The colours on the kingfisher, just brilliant!

Please continue :thumbs up

I have never come across a travelogue featuring Sundarbans! I'm hooked to your photos! Is the area where you have docked your boat is a spot frequented by Tigers? If so is it safe enough? I have seen numerous documentaries on Sundarbans and it's Tigers which are notorious for the obvious reasons of being a man-eater.

Looking for more photos and write up on your journey!clap:

Eagerly waiting for your report on the face-to-face with the big cat. Thanks for sharing the beautiful pics and looking forward for more clap: Coincidentally, a man-eater is on the prowl at the Wayanad Wildlife Sanctuary, Kerala, where it has taken 2 persons over last 3 days.

Subrat - amazing teaser. The pics, the Boat, the kingfisher - just one word Fantabulous. Eagerly waiting for more. Can you also share a bit on the cost aspect of it like the boat charges and other charges incurred in making these arrangement.

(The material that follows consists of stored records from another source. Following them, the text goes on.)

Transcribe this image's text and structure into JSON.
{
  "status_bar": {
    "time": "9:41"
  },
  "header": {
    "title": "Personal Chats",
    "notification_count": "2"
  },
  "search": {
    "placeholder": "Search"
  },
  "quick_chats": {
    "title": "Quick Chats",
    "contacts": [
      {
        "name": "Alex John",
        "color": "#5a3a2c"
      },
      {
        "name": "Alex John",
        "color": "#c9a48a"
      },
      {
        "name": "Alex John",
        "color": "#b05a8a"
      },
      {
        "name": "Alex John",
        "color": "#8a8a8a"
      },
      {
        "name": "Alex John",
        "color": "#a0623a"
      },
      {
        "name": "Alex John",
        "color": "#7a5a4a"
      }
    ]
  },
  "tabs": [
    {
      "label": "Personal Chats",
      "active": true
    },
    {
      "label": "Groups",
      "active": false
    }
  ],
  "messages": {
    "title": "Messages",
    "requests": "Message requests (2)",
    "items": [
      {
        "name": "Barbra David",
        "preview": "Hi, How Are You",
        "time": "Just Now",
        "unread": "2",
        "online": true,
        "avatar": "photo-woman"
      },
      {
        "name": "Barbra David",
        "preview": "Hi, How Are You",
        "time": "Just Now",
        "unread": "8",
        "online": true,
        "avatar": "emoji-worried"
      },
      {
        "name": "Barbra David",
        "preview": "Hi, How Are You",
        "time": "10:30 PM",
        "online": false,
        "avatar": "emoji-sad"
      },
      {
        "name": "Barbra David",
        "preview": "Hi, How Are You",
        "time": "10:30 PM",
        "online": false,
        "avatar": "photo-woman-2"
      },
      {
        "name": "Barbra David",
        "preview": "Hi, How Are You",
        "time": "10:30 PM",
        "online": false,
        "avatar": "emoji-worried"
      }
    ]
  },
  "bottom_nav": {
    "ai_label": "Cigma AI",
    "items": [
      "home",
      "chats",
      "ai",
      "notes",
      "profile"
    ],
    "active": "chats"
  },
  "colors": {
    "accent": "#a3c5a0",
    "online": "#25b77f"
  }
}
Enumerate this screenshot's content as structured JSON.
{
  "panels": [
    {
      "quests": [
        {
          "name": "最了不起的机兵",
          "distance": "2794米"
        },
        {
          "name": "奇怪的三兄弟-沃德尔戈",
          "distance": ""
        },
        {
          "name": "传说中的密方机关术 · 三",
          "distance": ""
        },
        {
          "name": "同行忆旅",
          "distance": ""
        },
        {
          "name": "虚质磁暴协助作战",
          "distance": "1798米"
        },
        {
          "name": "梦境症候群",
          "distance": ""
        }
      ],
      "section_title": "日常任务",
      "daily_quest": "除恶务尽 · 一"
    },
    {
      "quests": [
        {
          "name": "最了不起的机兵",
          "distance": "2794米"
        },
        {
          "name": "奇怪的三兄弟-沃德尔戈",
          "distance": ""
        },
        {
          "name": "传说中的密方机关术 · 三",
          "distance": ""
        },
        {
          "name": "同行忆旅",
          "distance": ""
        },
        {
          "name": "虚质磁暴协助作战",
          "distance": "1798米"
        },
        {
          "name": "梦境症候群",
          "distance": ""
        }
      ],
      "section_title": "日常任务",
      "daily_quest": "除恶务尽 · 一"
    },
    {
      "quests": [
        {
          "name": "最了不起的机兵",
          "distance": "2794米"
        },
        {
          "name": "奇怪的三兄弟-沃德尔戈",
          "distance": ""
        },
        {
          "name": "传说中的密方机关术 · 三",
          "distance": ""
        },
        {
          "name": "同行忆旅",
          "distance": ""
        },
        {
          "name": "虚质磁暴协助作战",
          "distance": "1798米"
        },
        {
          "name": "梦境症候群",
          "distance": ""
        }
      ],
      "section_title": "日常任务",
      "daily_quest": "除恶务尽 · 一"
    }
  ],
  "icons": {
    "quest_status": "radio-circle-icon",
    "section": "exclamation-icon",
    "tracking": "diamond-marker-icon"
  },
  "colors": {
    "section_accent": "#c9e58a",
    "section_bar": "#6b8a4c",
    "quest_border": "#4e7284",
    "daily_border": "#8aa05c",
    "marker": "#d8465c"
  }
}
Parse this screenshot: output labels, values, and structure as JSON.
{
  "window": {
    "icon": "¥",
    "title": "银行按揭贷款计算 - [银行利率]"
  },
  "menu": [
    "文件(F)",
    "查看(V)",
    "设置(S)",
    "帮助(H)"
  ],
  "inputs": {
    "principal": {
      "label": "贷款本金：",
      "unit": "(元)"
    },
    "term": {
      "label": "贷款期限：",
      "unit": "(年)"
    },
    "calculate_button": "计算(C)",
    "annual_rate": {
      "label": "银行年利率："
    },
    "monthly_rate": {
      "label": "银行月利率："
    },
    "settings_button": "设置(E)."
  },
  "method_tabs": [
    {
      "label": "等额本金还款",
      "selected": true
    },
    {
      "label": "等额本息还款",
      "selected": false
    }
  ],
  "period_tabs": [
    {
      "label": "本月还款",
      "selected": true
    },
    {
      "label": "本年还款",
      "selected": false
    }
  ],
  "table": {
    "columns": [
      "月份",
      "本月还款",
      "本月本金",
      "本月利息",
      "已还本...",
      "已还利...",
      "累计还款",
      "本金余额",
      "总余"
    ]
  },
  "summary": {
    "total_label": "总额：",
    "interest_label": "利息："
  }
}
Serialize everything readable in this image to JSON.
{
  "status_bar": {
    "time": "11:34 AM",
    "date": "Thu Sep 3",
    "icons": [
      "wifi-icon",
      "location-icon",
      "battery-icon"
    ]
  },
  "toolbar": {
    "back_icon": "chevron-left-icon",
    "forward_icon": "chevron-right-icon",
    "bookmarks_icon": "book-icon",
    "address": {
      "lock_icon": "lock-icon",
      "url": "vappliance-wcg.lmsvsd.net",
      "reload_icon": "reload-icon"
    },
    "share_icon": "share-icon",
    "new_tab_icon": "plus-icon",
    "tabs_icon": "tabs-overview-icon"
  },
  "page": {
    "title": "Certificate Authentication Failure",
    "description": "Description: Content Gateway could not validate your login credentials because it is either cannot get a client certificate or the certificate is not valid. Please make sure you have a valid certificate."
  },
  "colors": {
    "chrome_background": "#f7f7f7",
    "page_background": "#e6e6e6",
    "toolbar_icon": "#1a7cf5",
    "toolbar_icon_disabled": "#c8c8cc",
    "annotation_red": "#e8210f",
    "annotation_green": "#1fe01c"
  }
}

Did you actually spend the night on the boat - Did you hear anything it must have been amazing being in the middle of the world famous Sunderbans and in a boat.

On the fun side - I can guess you had no Tiger bite but did the Mosquitoes leave their bite marks - have heard the region is known for its Mosquito Menace...

Subrat - amazing post, I don't think there are many posts on Sunderbans, eagerly waiting for more. The place, the boat, the overnight stay in the boat - in the middle of no where - Gosh there is only one word to describe it - Fantabulous!

Can you also share the Cost incurred on this trip to make such arrangements possible - The boat charges, guide, Cook and another person.

You actually spent the night on that boat ?? wow! ! did you hear the elusive cat during the night?

On the fun Side - Its easy to guess that you had no close encounter with a Tiger, but did the Mosquitoes in the region leave their bite marks - have heard this area is famous for its mosquito menace.

Bucket list grows. That is problem with TBHP travelogues !

Interesting to see water line marks on the shore line. That must be easily fifteen feet?

Waiting for next.

Excellent start to this travelogue, superb pictures to boot, thanks for sharing :thumbs up
Hooked to this travelogue, waiting eagerly for the rest of the experiences to unfold :)

Awesome write up with great pics. I had read a book "Spell of the tiger:The maneaters of sunderbans" by Sy Montgomery a couple of years back which inspired me a lot about knowing more about the sufi culture of swamp land. I am sure you must be aware about Bonbibi and Dokhin Rai. I suggest you to go through the book if you haven't read it.
I will also visit sunderbans some day but till i go let me satisfy myself with your travelogue.

Quote:

Originally Posted by batterylow (Post 3645357)
The colours on the kingfisher, just brilliant!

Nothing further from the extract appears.